There are few Christians who are unfamiliar with the ordeals of the early church. I personally spend quite a bit of time on the early church fathers, especially the martyrs and apologists of the first two centuries of Christianity. I will frequently talk about the extreme trials and persecutions against the Christians, and how Roman Emperors tried to systematically stamp out believers throughout the Empire. This effort at eradicating the Gospel back-fired. Christians ended up in the arena, displaying their convictions, bravery and faith in Christ before thousands, who were left to question what it was that instilled such deep faith, endurance and heroism. Tertullian said of this in his letter to the Emperor Marcus Aurelius "For as much as we are mowed down, we spring up; For the blood of Christians is seed." (First Apology). With this clearly evident, the enemies of the gospel had to come up with something more insidious to achieve their ends.
After Constantine legalized Christianity in 312 A.D. it seemed as if Christianity would always play a significant role in the public life of the Empire. The church was coming to ascendancy; converts were being won over beyond number; Christians were entering public office, and rising to the top of academia in the Greek and Roman worlds. Christians skilled in rhetoric and philosophy were debating the pagans of the old world, and the superiority of Christianity was becoming evident. Paganism had one last attempt, however, to turn the tide. That effort was found in the nephew of Constantine, whom is known in history as Julian the Apostate.
As a young man in the mid fourth century, Julian forsook the luxury and prestige of his royal lineage and began his studies in philosophy. Although he publicly participated in all the outward trappings of Christianity, he secretly was a devout pagan, worshipping the classical Roman gods. When he eventually seized the throne in 361 A.D. he openly declared himself to be a pagan, to the horror of the largely Christianized Roman Empire. Knowing that open persecution of the Christians would only strengthen their resolve, he instituted a brilliant plan. He declared toleration for all religions, and made sure that all had a level playing field. And then, in a calculated move, he declared that Christians should not be teaching or be taught in the "pagan" sciences and philosophies. Many Christians actually agreed, reasoning that Christians might be defiled in studying these subjects. Julian also barred Christians from public office, which could be justified in a similar light.
What few people understood, was that Julian had found a way to curb Christianity. He had long complained to his close associates that Christians were "wounding us with our own weapons, and overcoming us with our own arts and sciences". He realized that if he could make the Christian population ignorant of the culture, politics, and sciences, they would eventually become an insignificant force in the empire. The gospel would become a mere triviality. If Christians were ignorant of the society around them, they could never effectively engage their culture, the religion would be marginalized, and ultimately, would be become extinct. Fortunately, Julian died after less than two years, but his insidious plan had set the church back a degree.

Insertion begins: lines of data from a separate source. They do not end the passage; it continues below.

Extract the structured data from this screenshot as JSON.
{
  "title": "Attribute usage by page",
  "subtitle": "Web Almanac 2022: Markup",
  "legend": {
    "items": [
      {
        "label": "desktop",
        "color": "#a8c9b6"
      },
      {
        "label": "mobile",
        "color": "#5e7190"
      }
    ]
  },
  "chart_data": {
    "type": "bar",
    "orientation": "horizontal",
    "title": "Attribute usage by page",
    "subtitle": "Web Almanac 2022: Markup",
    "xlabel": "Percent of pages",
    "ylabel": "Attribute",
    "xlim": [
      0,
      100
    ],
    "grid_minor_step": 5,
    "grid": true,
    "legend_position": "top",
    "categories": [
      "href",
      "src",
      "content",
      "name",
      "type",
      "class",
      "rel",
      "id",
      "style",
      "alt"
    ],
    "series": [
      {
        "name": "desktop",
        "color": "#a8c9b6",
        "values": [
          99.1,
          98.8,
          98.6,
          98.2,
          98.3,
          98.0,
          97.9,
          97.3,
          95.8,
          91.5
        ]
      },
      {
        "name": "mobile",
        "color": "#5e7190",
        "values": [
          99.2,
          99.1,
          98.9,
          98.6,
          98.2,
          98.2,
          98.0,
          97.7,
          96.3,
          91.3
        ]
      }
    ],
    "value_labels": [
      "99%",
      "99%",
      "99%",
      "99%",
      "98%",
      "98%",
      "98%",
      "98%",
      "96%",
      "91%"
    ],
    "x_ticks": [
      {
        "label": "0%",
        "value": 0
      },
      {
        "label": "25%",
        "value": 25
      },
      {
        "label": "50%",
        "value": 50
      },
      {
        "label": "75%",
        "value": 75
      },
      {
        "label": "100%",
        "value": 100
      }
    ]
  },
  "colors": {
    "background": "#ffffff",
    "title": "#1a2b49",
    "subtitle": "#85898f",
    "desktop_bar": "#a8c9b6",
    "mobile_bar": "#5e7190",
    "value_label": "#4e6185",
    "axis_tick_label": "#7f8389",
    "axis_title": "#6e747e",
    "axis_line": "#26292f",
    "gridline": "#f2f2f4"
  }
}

Today, we face a similar dilemma. There is a calculated move to segregate Christianity and keep it cloistered within the walls of the church. The mantra of "Separation of Church and State" is used to keep people of faith quiet in the public sector. Even in the church, many ministers mistakenly direct their congregations to avoid any challenging scientific evidence, or variant belief systems which they think might shake a Christian's faith. Cults and false religions go unchecked because few true Christians are equipped to counter them. Many conservative churches actually foster this deplorable situation by speaking derisively of apologetics or anything that might encourage a Christian to utilize some of their brain. On the contrary, I believe that we were made to engage, confront and overcome the errors in our culture. Truth prevails. Sometimes this means utilizing all resources at our disposal. Consider that Moses, Daniel and Paul were all thoroughly acquainted with all of the learning of the Egyptians, Chaldeans, and Greeks respectively. This was providential. When Paul stood up in Athens on Mar's Hill, he was able to cite the Greek poets to support his defense of Christianity. He targeted his audience, and engaged them right where they were at. Today, don't let your faith in Christ become merely your "personal faith in Christ". For all of the dilemmas in the world around us, Jesus offers an answer that relates directly to that need. We have a mandate that, while on this earth, we are to be stewards over everything God gives us to bring the greatest return for the glory of God. That mandate is all-encompassing. It is not merely for the couple of hours we might spend in church every week. It is in our work place, in our schools, in our government, in our homes. This mandate doesnt allow us to hide in our closets until Christs return. It compels us to go into all the world, preaching the gospel. Dont let the insidious plot of Julian push you to the sidelines. Your life in Christ, although very personal and private, may very well have a public dimension that will be used for the glory of God.